Scenarios: Any scenario where a common namespace was imported from more than one location by two or more namespaces – in other words, any situation where there could be ambiguous definitions for a type in the SchemaCache depending on the namespace it is used from.  Also, SchemaCache.Length might have a different value.

This is a breaking change and does not lend itself to the old behavior

3. Improved Support for Runtime Schemas

Summary: Inline schemas and schemas referenced from an instance using xsi:SchemaLocation are now added to an XML instance-specific cache which wraps the user-supplied SchemaCache. 

Scenarios: This enables some more complex scenarios where cross-references between runtime schemas are handled appropriately.

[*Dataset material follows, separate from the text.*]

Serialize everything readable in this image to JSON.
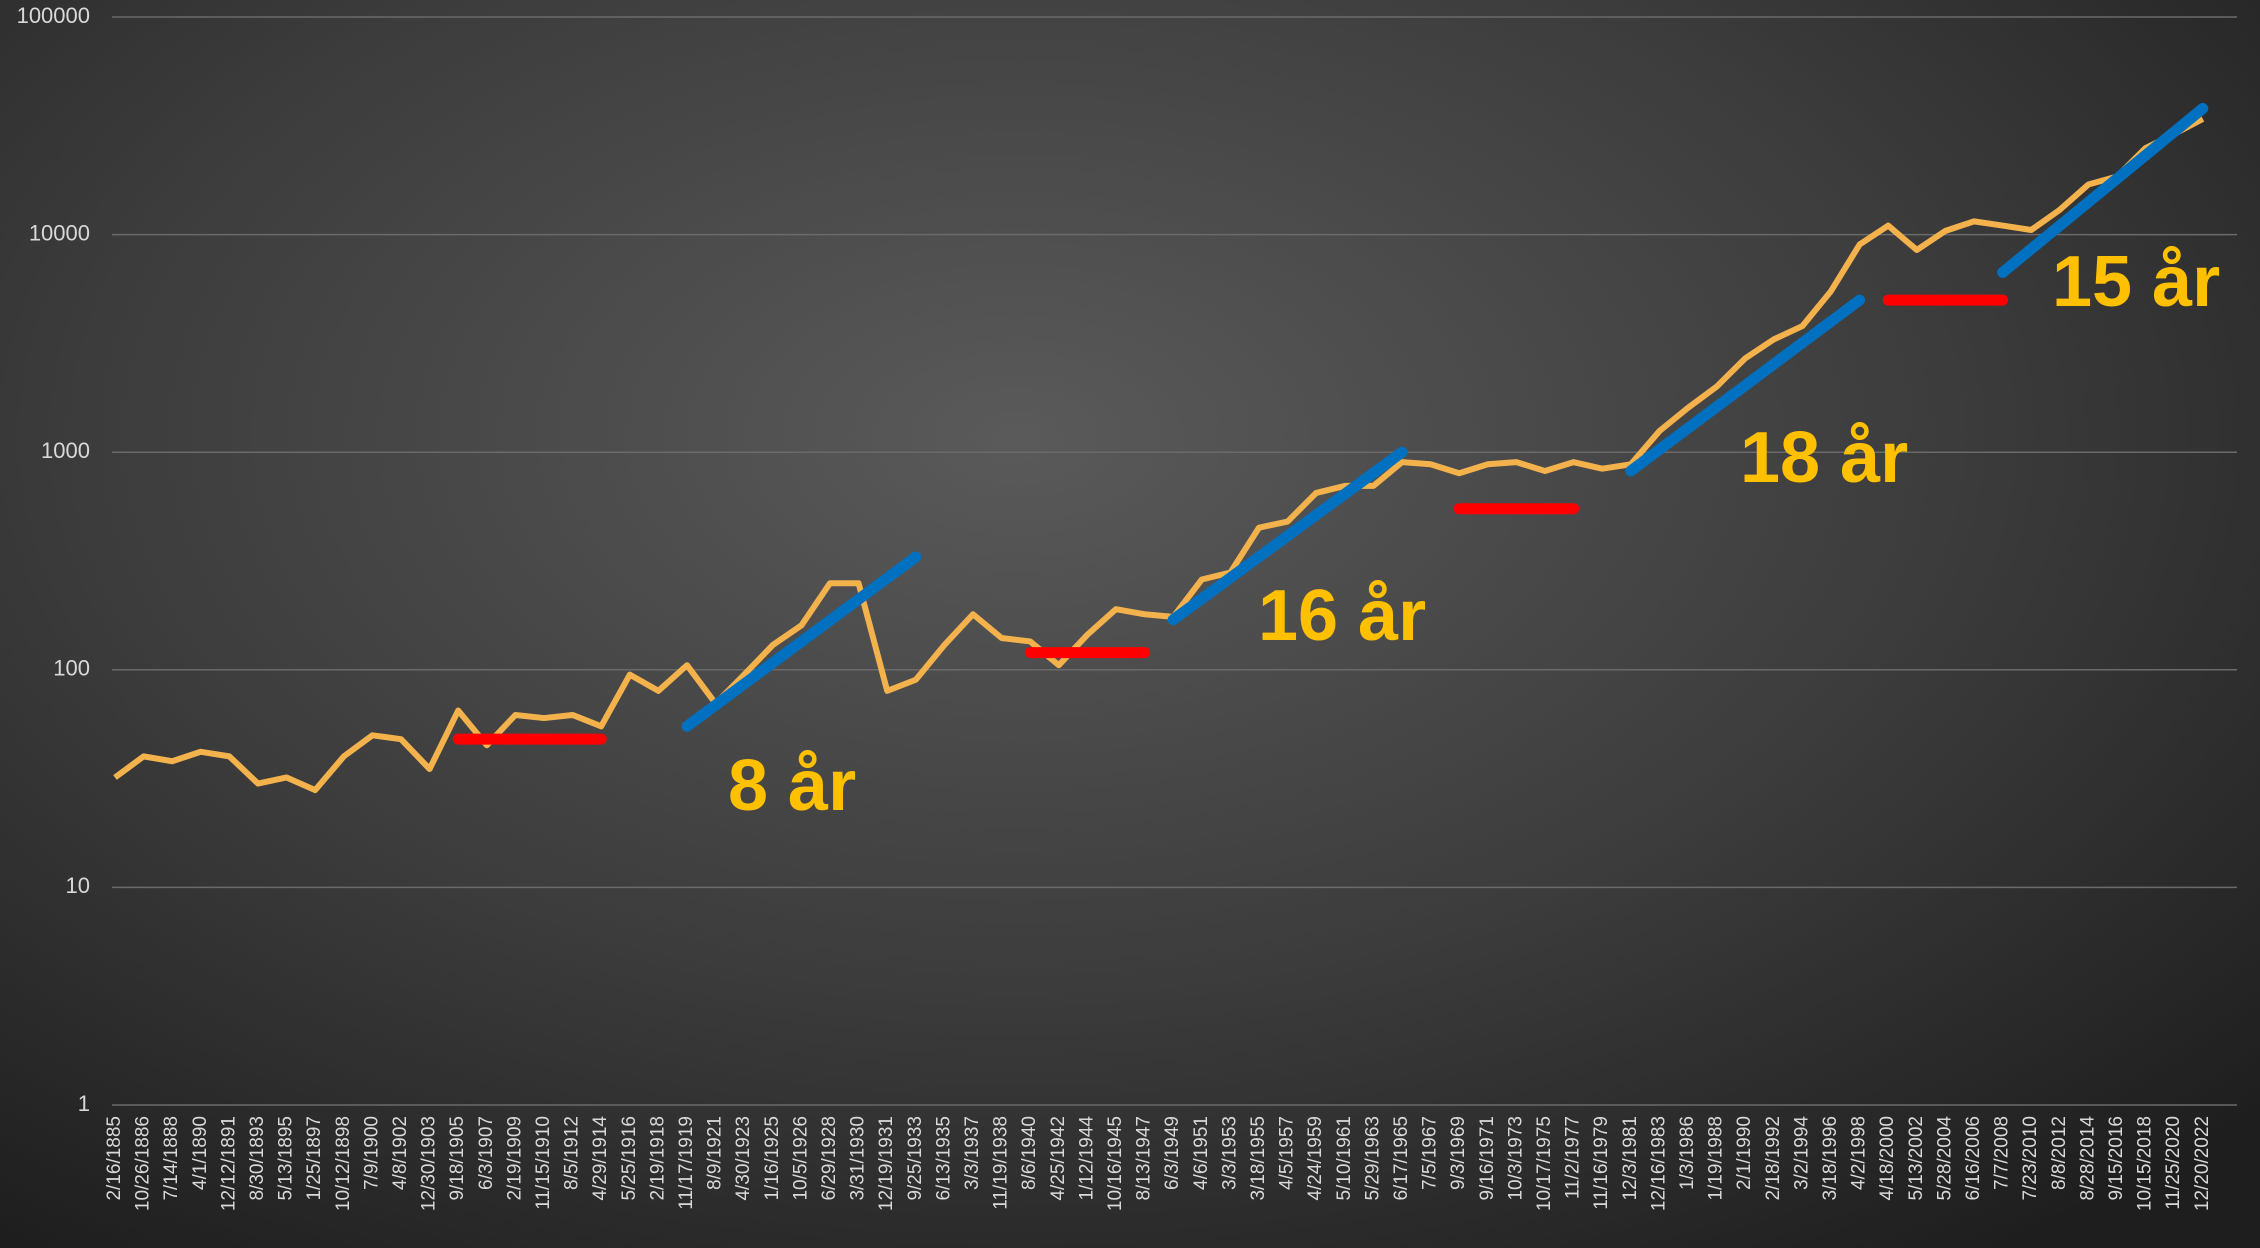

This is a non-breaking change – it is enabling new scenarios

4. Lax Imports

Summary: The schema cache will compile a schema that has a reference to any other type already in the schema cache regardless of whether there is an explicit import or not (this is like an import with no location).  In order to make the add order insignificant the validateOnParse flag must be set to false when schema is loaded.

This is a non-breaking change

SchemaCache API Changes

  1. SchemaCache::get – notImpl – this scenario was targeted primarily at XDR so it has been removed.
  2. SchemaCache::remove – notImpl – Previously the remove method removed a namespace and all of its imported namespaces, however now that imported schemas are promoted they may have multiple dependencies.  So this method is not implemented

o The simple workaround is just to create a new schema cache and add the desired schemas.

  1. SchemaCache::getSchema – If the namespace is loaded from one location there is no change to this API.  If the namespace is loaded from multiple locations an “encapsulating” schema is created that union all the declarations under a single generated schema tag.

o There is no workaround to get to the old behavior

  1. SchemaCache::addColllection – When one schema cache is added to another it supports partial schemas just like a call to Add( ).  addCollection is atomic, either all schemas in the cache can be added or else none are added.

o If you rely on old behavior, create a new SchemaCache and add appropriate schemas

  1. get_schemaLocations: used to return all the schema locations included/imported/redefined, now only reports the schema locations for the schema's namespace only, because of the same reason that schema has only elements/types etc in its own namespace.

o To get old behavior, you need to step through included/imported/redefined schemas manually and call get_schemaLocations for each one of them.  Note that if you hit schemas loaded from multiple files, you will get multiple schema locations, which is different from the old behavior.